7.10.3 It is incumbent on the Party to ensure that employees and engaged consultants/subcontractors who can be assumed to come into contact with Confidential Information are bound to keep this information secret to the same extent as the Party under the Agreement.
7.10.4 Each Party undertakes to comply with reasonable data security rules notified by the other Party.
7.11 GDPR
7.11.1 If Adapt processes personal data in connection with the Agreement, this will be done in accordance with Adapt's privacy policy, which is available on Adapt's website www.adapt.se.
7.12 ASSIGNMENT OF THE CONTRACT
7.12.1 Customer may not assign or pledge its rights and/or obligations under the Agreement, in whole or in part, without Adapt's written consent. However, Adapt may assign or pledge its rights and/or obligations under the Agreement, in whole or in part, without Customer's consent.
7.13 NOTIFICATIONS
7.13.1 Complaints and other notices concerning the application of the Contract shall be sent by courier, registered letter or e-mail to the addresses of the Parties stated in the Offer or subsequently amended.

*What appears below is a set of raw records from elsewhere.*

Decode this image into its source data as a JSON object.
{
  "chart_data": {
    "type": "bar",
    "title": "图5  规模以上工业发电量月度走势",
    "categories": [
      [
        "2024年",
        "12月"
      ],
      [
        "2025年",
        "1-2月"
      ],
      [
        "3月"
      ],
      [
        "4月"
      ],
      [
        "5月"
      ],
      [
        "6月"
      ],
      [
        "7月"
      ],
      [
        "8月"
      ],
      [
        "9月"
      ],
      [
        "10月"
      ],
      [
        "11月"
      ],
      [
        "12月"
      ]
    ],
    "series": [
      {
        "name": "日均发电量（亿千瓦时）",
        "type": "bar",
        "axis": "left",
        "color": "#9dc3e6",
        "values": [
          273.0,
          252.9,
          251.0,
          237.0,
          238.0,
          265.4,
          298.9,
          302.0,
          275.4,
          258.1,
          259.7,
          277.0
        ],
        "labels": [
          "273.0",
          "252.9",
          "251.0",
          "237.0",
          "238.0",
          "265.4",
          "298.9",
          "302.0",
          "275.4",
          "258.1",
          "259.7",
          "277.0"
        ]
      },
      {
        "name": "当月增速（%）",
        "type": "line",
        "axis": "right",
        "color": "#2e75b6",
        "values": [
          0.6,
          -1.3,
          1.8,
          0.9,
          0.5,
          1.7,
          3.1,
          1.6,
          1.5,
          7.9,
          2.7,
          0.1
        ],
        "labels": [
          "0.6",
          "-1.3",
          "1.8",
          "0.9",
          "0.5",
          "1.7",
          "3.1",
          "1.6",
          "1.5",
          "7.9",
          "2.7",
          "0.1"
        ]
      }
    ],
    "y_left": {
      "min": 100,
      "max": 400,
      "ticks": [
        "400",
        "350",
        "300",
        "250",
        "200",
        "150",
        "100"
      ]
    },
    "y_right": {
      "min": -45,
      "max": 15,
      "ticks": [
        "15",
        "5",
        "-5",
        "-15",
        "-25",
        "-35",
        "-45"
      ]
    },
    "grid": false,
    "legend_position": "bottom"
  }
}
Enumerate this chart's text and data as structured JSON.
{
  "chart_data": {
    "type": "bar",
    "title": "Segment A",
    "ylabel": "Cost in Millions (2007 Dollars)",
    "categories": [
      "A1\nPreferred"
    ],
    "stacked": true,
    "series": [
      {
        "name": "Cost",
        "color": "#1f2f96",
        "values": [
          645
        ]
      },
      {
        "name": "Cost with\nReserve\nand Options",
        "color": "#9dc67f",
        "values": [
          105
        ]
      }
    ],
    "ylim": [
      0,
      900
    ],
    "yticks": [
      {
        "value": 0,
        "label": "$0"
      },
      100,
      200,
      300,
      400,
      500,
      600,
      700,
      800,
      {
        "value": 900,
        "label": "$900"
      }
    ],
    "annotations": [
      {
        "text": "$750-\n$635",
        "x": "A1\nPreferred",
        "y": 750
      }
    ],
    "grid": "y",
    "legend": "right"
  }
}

The notification shall be deemed to have been received by the addressee
(a) if delivered by courier: on delivery to the consignee
b) if sent by registered mail: three (3) days after delivery for mailing; and
c) if sent by e-mail, at the time of sending, if receipt has been duly acknowledged.
The change of address shall be notified to Part in the manner prescribed in this provision.
7.14 HEADINGS
7.14.1 The division of these Conditions into different sections and the assignment of headings shall not affect the interpretation of the Conditions.
7.15 CHANGES TO THE CONDITIONS
7.15.1 Adapt reserves the right to make changes to these Terms at any time. If Adapt makes any changes to these Terms, Adapt shall provide written notice thereof to Customer together with the amended version of these Terms. If the Customer does not object to the changes within 15 Business Days, the Customer shall be deemed to have accepted the changes. If the Customer objects to the changes within the prescribed time, Adapt shall be entitled to terminate the Agreement with immediate effect, whereby all services shall be returned. The return of all services shall be the sole consequence of such termination and neither Party shall be entitled to compensation for any damage, either directly or indirectly, as a result of the termination.
7.16 INACTION
7.16.1 A Party's failure to exercise any right under these Terms and Conditions or failure to raise any matter relating to the Contract shall not constitute a waiver of such right.
7.16.2 Should a Party wish to refrain from exercising a certain right or from pointing out a certain circumstance, such a waiver must be made in writing in each individual case.
7.17 FULL REGULATION
7.17.1 All written or oral undertakings and commitments relating to the Service that preceded the Contract are superseded by the contents of the Contract.
7.18 INVALIDITY OF THE PROVISION
7.18.1 Should any provision of the Agreement or part thereof be found to be invalid, this shall not mean that the Agreement as a whole is invalid, but then, to the extent that the invalidity materially affects the Party's rights or obligations under the Agreement, reasonable adjustment of the Agreement shall be made.
7.19 APPLICABLE LAW AND DISPUTES
7.19.1 Swedish law shall apply to the Contract.
7.19.2 Disputes arising from the Contract shall be settled by a general court.